(1939- ) Canadian poet and novelist, some of whose poetry – like Speeches for Doctor Frankenstein (1966 chap) – hints at sf content, but whose interest in the form as a prose writer only became evident (as did her dis-ease at being identified as a writer of sf) with the publication of The Handmaid's Tale (1985), which won the Governor General's Award in Canada and the first Arthur C Clarke Award in 1987 for its 1986 UK release. The 1990 film version (> The Handmaid's Tale) stiffly travestied the book, treating it as an improbable but ideologically "correct" Dystopia, rather than as a fluid nightmare requiem in the vein of George Orwell's Nineteen Eighty-Four (1949). The tale of Offred the Handmaid, contextually placed as it is within a frame dated 200 years later, reads overwhelmingly as a personal tragedy. The venue is full and authentically typical of Dystopian sf – a sudden loss of fertility has occasioned a pre-emptive Near-Future coup against all remaining fertile women by a fundamentalist New England, to keep them from power, and a social system in which women are both despised and subject to a queasily prurient structure of sexual bondage – and the lessons taught throughout have a sharp Feminist saliency. But Offred's liquid telling of her tale, and her ambivalent disappearance into death or liberation as the book closes, make for a novel whose context leads the reader out of nightmare into the pacific Inuit culture of the frame. Despite the occasional infelicity – Atwood's attempts to sidestep the "conversation" of the SF Megatext, and therefore to ignore its highly developed and pragmatically useful domestication of the way the future is described, are not unembarrassing even here – The Handmaid's Tale soon gained a reputation as one of the best sf novels ever produced by a Canadian.
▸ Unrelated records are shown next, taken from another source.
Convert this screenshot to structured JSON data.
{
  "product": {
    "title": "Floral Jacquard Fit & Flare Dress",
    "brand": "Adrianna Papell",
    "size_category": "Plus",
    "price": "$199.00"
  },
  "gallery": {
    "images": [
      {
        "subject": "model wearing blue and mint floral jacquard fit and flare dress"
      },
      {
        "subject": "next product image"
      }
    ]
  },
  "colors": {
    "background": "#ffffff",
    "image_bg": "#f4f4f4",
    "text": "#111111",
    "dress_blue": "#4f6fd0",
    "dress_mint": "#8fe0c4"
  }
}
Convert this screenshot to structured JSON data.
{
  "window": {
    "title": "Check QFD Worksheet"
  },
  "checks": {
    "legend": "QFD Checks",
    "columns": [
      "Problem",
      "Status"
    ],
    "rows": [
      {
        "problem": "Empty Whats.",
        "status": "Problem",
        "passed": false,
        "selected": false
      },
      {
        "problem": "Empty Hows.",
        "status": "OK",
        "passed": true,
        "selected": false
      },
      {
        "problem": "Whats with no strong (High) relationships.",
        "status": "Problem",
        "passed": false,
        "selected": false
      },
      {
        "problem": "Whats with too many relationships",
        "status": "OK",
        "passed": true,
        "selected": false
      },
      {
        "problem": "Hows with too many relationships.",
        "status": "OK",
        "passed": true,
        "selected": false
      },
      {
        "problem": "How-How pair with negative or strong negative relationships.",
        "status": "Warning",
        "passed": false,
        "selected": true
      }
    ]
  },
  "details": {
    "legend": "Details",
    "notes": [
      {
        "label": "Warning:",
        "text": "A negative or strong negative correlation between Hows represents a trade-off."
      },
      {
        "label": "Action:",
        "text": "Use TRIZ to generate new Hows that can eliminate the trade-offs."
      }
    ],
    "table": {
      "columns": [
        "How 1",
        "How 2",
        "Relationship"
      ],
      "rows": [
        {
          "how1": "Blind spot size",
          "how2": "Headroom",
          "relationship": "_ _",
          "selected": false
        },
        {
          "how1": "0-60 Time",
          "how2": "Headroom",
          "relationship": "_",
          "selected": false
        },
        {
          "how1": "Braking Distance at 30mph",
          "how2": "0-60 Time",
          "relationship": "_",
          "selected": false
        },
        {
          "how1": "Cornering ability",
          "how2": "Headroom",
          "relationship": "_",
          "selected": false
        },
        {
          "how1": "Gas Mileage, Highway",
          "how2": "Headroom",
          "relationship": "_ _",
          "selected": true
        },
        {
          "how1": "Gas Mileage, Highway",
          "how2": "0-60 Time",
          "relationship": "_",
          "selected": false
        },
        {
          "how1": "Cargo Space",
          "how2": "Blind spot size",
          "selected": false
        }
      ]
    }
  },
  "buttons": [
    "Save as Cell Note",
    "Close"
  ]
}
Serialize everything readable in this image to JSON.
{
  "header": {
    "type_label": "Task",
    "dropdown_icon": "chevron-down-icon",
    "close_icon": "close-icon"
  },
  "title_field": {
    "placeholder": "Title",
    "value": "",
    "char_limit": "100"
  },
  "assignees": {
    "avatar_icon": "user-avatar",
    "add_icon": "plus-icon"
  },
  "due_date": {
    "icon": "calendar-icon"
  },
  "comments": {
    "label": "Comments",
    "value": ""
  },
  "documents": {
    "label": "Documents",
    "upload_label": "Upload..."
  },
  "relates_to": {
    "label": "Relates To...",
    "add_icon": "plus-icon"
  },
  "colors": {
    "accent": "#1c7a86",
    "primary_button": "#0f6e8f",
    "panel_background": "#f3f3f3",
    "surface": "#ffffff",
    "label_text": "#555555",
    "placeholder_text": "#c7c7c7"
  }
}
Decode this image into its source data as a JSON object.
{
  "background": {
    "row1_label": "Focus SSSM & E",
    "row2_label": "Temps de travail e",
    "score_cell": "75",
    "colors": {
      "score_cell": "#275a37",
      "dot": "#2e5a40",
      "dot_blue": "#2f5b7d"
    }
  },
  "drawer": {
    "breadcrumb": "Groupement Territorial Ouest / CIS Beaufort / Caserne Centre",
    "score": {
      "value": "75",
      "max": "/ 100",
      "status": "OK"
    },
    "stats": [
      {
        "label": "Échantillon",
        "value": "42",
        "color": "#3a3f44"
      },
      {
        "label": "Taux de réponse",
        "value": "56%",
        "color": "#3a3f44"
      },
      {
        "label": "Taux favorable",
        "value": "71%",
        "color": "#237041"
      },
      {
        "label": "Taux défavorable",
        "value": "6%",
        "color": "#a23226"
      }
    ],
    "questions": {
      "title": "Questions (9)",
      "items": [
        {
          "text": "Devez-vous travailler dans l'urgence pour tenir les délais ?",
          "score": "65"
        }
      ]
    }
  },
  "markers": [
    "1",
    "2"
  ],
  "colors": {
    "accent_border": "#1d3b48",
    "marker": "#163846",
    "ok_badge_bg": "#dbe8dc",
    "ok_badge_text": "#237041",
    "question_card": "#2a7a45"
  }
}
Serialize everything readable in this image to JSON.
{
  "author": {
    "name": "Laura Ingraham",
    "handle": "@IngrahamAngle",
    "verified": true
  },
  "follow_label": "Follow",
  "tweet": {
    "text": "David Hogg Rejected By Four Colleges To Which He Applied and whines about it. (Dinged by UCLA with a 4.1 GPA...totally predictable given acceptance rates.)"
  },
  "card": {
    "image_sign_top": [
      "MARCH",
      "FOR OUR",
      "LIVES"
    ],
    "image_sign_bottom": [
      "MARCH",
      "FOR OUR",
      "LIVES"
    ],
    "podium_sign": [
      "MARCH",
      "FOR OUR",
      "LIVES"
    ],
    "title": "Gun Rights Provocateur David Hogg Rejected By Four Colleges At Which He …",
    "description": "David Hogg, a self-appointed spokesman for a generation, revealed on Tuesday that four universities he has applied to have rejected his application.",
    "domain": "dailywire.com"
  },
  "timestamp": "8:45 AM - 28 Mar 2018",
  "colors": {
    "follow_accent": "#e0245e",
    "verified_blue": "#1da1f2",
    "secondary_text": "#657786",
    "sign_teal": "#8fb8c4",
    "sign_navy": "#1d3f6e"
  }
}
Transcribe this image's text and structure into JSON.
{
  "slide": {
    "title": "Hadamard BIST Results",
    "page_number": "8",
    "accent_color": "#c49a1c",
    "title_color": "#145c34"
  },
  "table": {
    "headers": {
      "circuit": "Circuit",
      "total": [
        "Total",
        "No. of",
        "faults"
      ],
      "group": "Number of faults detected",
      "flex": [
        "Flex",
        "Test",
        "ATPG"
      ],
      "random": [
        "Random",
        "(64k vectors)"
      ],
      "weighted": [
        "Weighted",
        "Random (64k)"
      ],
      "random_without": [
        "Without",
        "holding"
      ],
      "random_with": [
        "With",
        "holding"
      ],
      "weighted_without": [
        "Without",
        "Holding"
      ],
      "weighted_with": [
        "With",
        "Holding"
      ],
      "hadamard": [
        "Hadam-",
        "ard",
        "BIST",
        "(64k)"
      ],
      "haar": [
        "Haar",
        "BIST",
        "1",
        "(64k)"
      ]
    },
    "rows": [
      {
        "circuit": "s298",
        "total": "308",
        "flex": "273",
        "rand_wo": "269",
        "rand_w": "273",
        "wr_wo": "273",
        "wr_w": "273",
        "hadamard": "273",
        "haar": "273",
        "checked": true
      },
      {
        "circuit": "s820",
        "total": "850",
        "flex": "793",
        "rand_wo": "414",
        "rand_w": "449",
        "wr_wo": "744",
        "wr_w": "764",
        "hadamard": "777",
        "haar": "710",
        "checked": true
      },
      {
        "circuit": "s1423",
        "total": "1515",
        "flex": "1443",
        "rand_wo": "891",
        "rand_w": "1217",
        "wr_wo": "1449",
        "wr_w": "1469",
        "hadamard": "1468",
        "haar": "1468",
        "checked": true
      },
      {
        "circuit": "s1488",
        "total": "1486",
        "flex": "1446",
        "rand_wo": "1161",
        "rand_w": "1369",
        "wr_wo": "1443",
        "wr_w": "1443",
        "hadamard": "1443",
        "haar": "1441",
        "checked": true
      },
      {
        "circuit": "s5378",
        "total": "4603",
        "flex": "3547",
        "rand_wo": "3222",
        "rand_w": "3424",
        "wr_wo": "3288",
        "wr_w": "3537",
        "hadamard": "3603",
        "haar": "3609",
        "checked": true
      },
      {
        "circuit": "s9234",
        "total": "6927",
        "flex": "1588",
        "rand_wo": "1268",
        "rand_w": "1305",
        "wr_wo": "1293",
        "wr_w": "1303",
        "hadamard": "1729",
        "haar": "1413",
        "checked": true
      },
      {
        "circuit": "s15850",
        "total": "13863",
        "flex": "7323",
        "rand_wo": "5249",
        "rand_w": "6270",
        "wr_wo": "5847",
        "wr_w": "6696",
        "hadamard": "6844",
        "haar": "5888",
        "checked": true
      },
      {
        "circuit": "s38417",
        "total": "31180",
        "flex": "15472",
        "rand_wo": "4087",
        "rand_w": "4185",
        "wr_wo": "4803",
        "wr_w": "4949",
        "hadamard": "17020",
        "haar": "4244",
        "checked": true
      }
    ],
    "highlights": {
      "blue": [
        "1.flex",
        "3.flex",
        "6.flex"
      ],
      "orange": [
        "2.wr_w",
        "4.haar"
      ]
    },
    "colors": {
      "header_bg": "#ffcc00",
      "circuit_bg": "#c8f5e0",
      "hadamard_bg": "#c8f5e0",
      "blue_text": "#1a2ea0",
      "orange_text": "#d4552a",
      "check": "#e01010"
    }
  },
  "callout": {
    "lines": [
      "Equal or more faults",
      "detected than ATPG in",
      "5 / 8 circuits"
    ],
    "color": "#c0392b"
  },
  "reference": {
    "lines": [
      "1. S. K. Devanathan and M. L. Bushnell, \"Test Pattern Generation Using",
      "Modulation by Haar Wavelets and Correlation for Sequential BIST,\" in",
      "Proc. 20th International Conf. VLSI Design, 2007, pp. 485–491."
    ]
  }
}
Considerable sf content is also concealed in her Booker Prize-winning The Blind Assassin (2000), a novel whose conventional twentieth-century Canadian frame story of thwarted and secret-ridden family life is folded around a very extensive, and in many ways much more interesting science-fictional Pulp magazines adventure (after which the novel is named). Atwood's easy command of the pulp idiom contrasts sharply, and to interesting aesthetic effect, with the rather strangulated manner in which the contemporary half of the novel is narrated. Some of the stories assembled in Good Bones (coll 1992) also celebrate pulp.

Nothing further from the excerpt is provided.